2. Appellant enumerates as error the giving of a jury charge on the avoidance doctrine. See OCGA § 51-11-7; Parham v. Roach, 131 Ga. App. 728, 734-35 (4) (206 SE2d 686) (1974). Since the jury returned a verdict which awarded damages to appellant, it is clear that it did not apply this doctrine. Accordingly, even if erroneous, the giving of the charge was harmless. Jernigan v. Carmichael, 145 Ga. App. 560, 561 (2) (244 SE2d 92) (1978). See generally Maloy v. Dixon, 127 Ga. App. 151 (2b) (193 SE2d 19) (1972); Butler v. Anderson, 163 Ga. App. 547 (2) (295 SE2d 216) (1982).

3. The trial court’s refusal to grant appellant’s motion for new trial based on alleged juror misconduct is enumerated as error.

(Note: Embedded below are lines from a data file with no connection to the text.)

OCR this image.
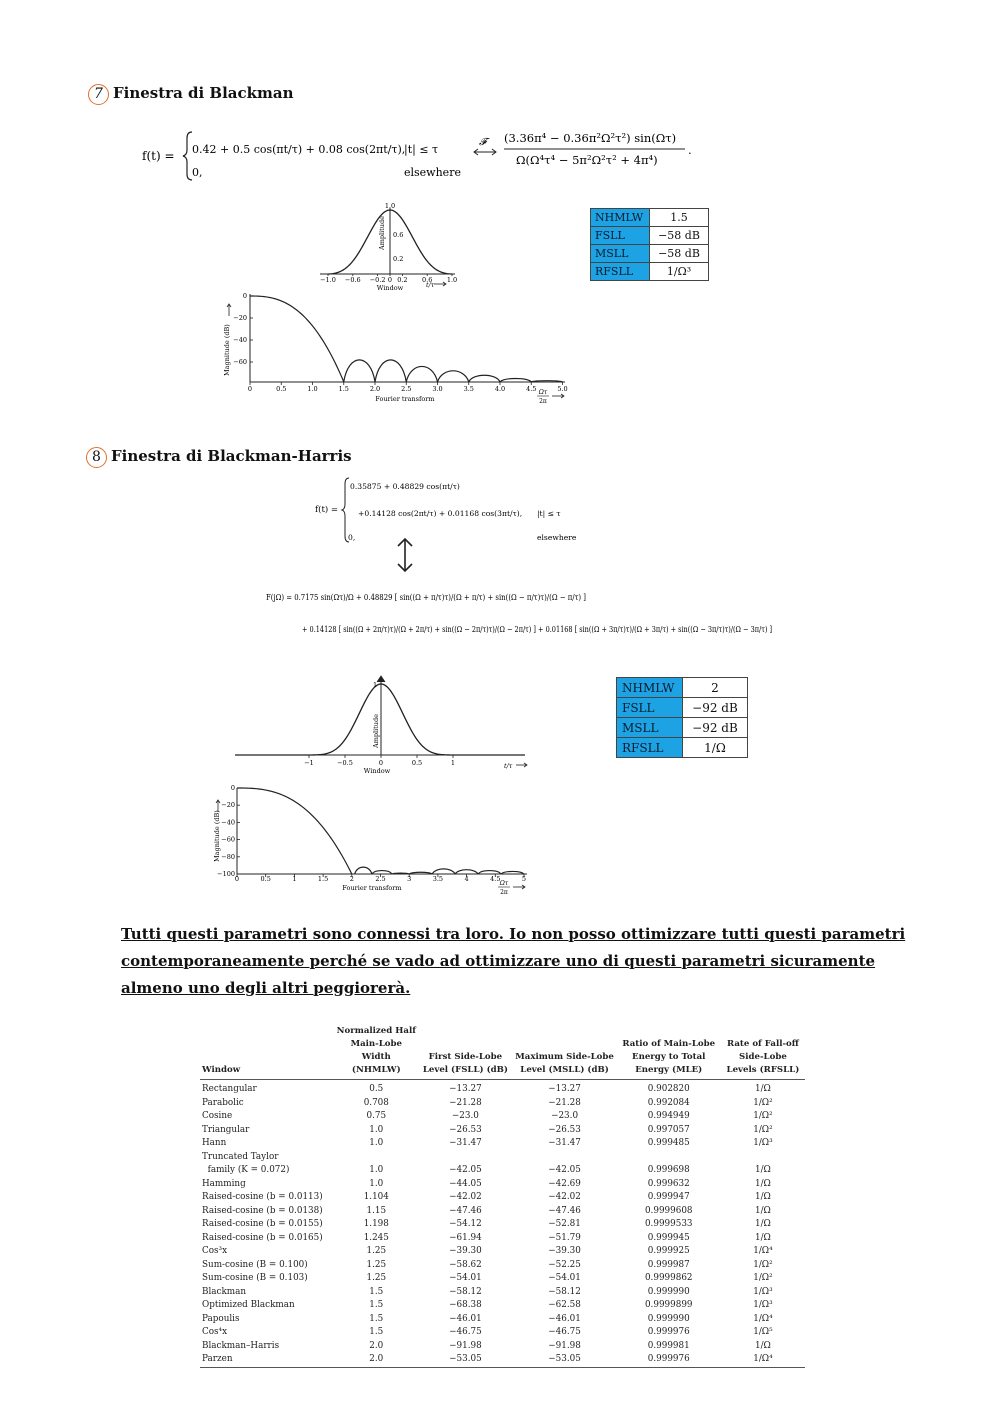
7 Finestra di Blackman
f(t) = 0.42 + 0.5 cos(πt/τ) + 0.08 cos(2πt/τ),
|t| ≤ τ
0,	elsewhere
𝓕	(3.36π⁴ − 0.36π²Ω²τ²) sin(Ωτ)
Ω(Ω⁴τ⁴ − 5π²Ω²τ² + 4π⁴)
.
1.0
0.6
0.2
Amplitude
−1.0 −0.6 −0.2 0 0.2 0.6 1.0
Window	t/τ
0
−20
−40
−60
0	0.5	1.0	1.5	2.0	2.5	3.0	3.5	4.0	4.5	5.0
Magnitude (dB)
Fourier transform
Ωτ
2π
NHMLW	1.5
FSLL	−58 dB
MSLL	−58 dB
RFSLL	1/Ω³
8 Finestra di Blackman-Harris
f(t) =
0.35875 + 0.48829 cos(πt/τ)
+0.14128 cos(2πt/τ) + 0.01168 cos(3πt/τ), |t| ≤ τ
0,	elsewhere
F(jΩ) = 0.7175 sin(Ωτ)/Ω + 0.48829 [ sin((Ω + π/τ)τ)/(Ω + π/τ) + sin((Ω − π/τ)τ)/(Ω − π/τ) ]
+ 0.14128 [ sin((Ω + 2π/τ)τ)/(Ω + 2π/τ) + sin((Ω − 2π/τ)τ)/(Ω − 2π/τ) ] + 0.01168 [ sin((Ω + 3π/τ)τ)/(Ω + 3π/τ) + sin((Ω − 3π/τ)τ)/(Ω − 3π/τ) ]
1
Amplitude
−1	−0.5	0	0.5	1
Window
t/τ
0
−20
−40
−60
−80
−100
0	0.5	1	1.5	2	2.5	3	3.5	4	4.5	5
Magnitude (dB)
Fourier transform
Ωτ
2π
NHMLW	2
FSLL	−92 dB
MSLL	−92 dB
RFSLL	1/Ω
Tutti questi parametri sono connessi tra loro. Io non posso ottimizzare tutti questi parametri contemporaneamente perché se vado ad ottimizzare uno di questi parametri sicuramente almeno uno degli altri peggiorerà.
Window	Normalized Half Main-Lobe Width (NHMLW)	First Side-Lobe Level (FSLL) (dB)	Maximum Side-Lobe Level (MSLL) (dB)	Ratio of Main-Lobe Energy to Total Energy (MLE)	Rate of Fall-off Side-Lobe Levels (RFSLL)
Rectangular	0.5	−13.27	−13.27	0.902820	1/Ω
Parabolic	0.708	−21.28	−21.28	0.992084	1/Ω²
Cosine	0.75	−23.0	−23.0	0.994949	1/Ω²
Triangular	1.0	−26.53	−26.53	0.997057	1/Ω²
Hann	1.0	−31.47	−31.47	0.999485	1/Ω³
Truncated Taylor					
family (K = 0.072)	1.0	−42.05	−42.05	0.999698	1/Ω
Hamming	1.0	−44.05	−42.69	0.999632	1/Ω
Raised-cosine (b = 0.0113)	1.104	−42.02	−42.02	0.999947	1/Ω
Raised-cosine (b = 0.0138)	1.15	−47.46	−47.46	0.9999608	1/Ω
Raised-cosine (b = 0.0155)	1.198	−54.12	−52.81	0.9999533	1/Ω
Raised-cosine (b = 0.0165)	1.245	−61.94	−51.79	0.999945	1/Ω
Cos³x	1.25	−39.30	−39.30	0.999925	1/Ω⁴
Sum-cosine (B = 0.100)	1.25	−58.62	−52.25	0.999987	1/Ω²
Sum-cosine (B = 0.103)	1.25	−54.01	−54.01	0.9999862	1/Ω²
Blackman	1.5	−58.12	−58.12	0.999990	1/Ω³
Optimized Blackman	1.5	−68.38	−62.58	0.9999899	1/Ω³
Papoulis	1.5	−46.01	−46.01	0.999990	1/Ω⁴
Cos⁴x	1.5	−46.75	−46.75	0.999976	1/Ω⁵
Blackman–Harris	2.0	−91.98	−91.98	0.999981	1/Ω
Parzen	2.0	−53.05	−53.05	0.999976	1/Ω⁴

One instance of asserted misconduct concerns a juror who was allegedly sleeping through essential testimony. The record shows that appellant’s counsel was aware of the juror’s conduct and brought it to the attention of the trial court. The record does not, however, show that any motion for mistrial, objection, or request for curative action was ever made. “A party can not during the trial ignore what he thinks to be an injustice, take his chance on a favorable verdict and complain later. [Cits.]” Joyner v. State, 208 Ga. 435, 438 (2) (67 SE2d 221) (1951).

In another instance, a juror allegedly discussed the case with a third party while the trial was still in progress. The only evidence of the existence of such a conversation is in the form of an affidavit of one who claimed to have heard a juror discuss the case over the telephone. The affiant did not listen to the juror’s conversation and did not know what was said. Appellant has not shown any harm or prejudice resulting from the juror’s alleged actions. Absent such a showing, we cannot say that the trial court abused its discretion in denying appellant’s motion for new trial. Smith v. Blackshear, 127 Ga. App. 610 (194 SE2d 519) (1972); Bi-Lo, Inc. v. Stanciel, 148 Ga. App. 614 (251 SE2d 834) (1979).

Judgment affirmed.

Banke, P. J., and Benham, J., concur. *606Decided June 25, 1987 Rehearing denied July 9, 1987 L. Z. Dozier, for appellant. Mary Mendel Katz, for appellee.